Over the past couple of weeks, many of you may well have seen that I have been keeping track of both the British Airways and Virgin Atlantic fleet. For the first few days, there were a number of updates to be made to both documents. Over the past 5-7 days however, things have stabilised. The British Airways document has had only a couple of updates in the past week. And from logging the Virgin Atlantic flights, they seem to have stabilised over the past week or so too. A definite pattern has emerged.
In the early days, there were a couple of flights from Heathrow to the Caribbean. Those have now stopped and the airline is now operating flights to New York, Los Angeles, Shanghai and Hong Kong on a regular basis. There is a pattern with the fleet too. Every one of their 787’s (minus G-VOOH, which has engine issues) has flown in April. Each day, 3 of the 4 Airbus A350’s undertake a flight.
With British Airways, it’s a similar story. There are a few more routes there, but it seems to be the same routes that are being operated every day.
But it’s not just British Airways and Virgin Atlantic. The aviation industry in general appears to have reached the bottom. If we think back to a few weeks ago, it seemed like we were hearing every few hours that another airline had suspended its operations. And that the headlines were that another airline was just days away from bankruptcy without a bailout. Well, those headlines are still around, but not quite as prominent.
As of now, the middle of April, the aviation industry is mostly in a state of hibernation. Just a few key routes being flown – at least in Europe – and most of the worlds aircraft are on the ground.
A few UK charter airlines have announced the they plan to restart their operations in June 2020. Personally, I think thats a little bold of them considering nobody knows when things in the world will start to recover.
But if we assume that the June deadline sticks, then not much will change between now and then. The airlines that are still operating will continue to hold their skeleton schedules. Hopefully a number of airlines will survive.
However, if things continue they way they are much further into the summer, then we may well see a few airlines disappear.
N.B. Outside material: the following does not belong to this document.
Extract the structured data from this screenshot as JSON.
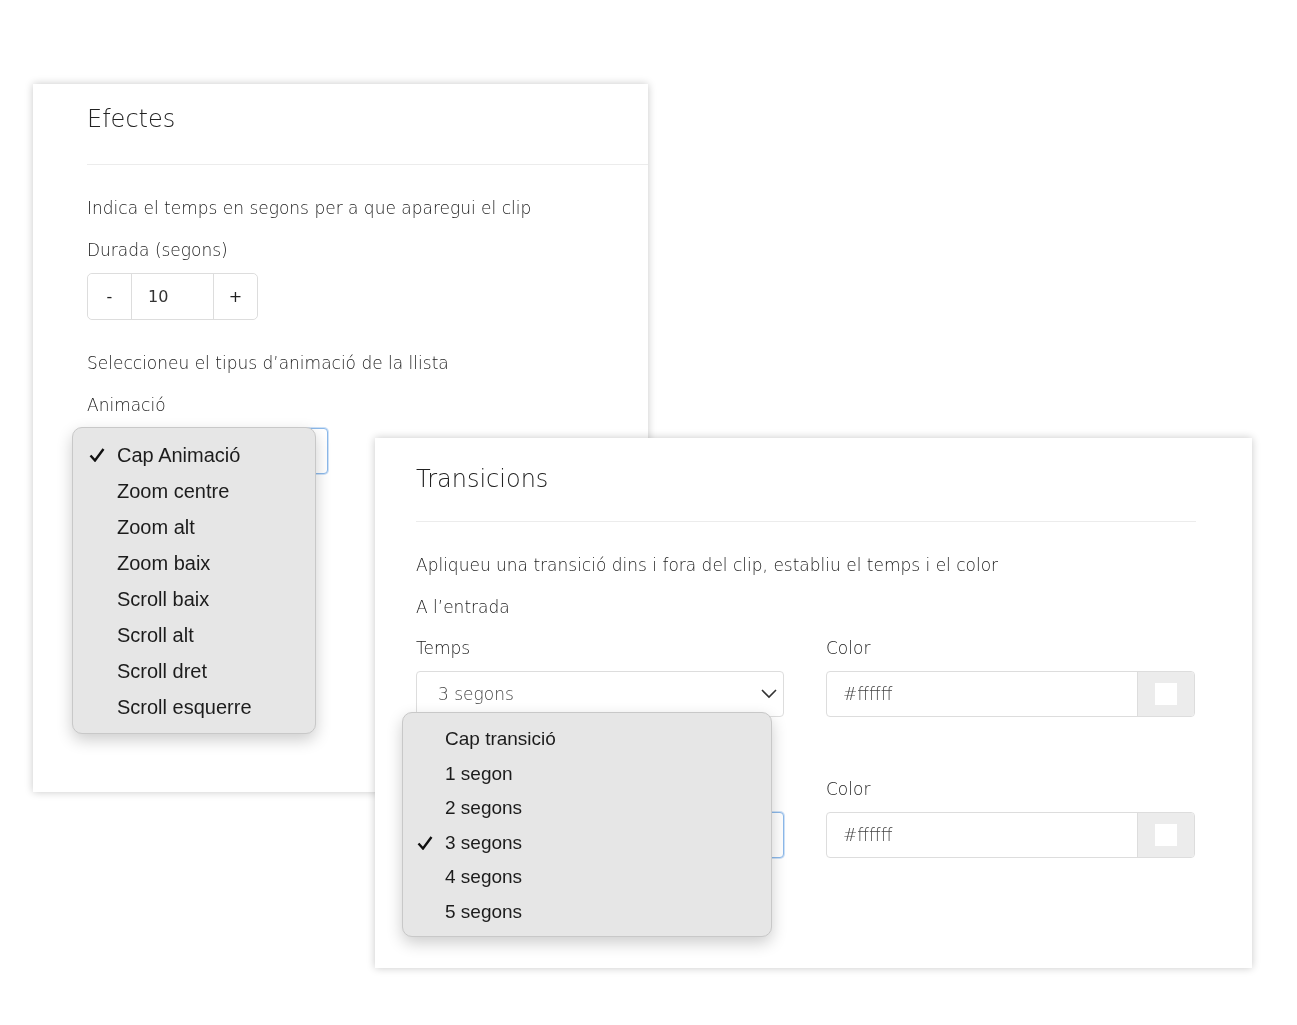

Obviously, the summer 2020 season won’t be anywhere near as profitable for the airlines as the summer 2019 season was. But if the airlines can at least get something going, then it will lift them from the bottom of the barrel they currently find themselves in.
It will still be tough for them, but the worst of this situation should be behind them.
People are saying that they won’t travel until at least summer 2021. Which is understandable at the moment. However, come September time when (hopefully) this mess is a distant memory, the airlines are selling tickets for rock bottom prices and people have been couped up indoors for months… I suspect a week on the beach in wherever will appear to be very attractive.
This is where the airlines need to take advantage of that. And no doubt they will.
If the travel bans carry on towards the later part of 2020 though, then there will be bigger problems I suspect. Although we are only in April. Things really got serious in March. Can the world really grind to a halt for three quarters of the year?
What Next For This Site?
If you’re a regular reader of this site, you’ll likely have noticed far fewer updates over the past couple of weeks. With the aviation industry being in hibernation mode, there hasn’t been all that much to talk about. There have been a few bits and pieces, but nowhere near as much. And obviously no trip reports!
I have been making a few adjustments behind the scenes however. You’ll notice you can now sort through my past trip reports by alliance/airline. I will make a similar adjustment for the hotels lounges categories too.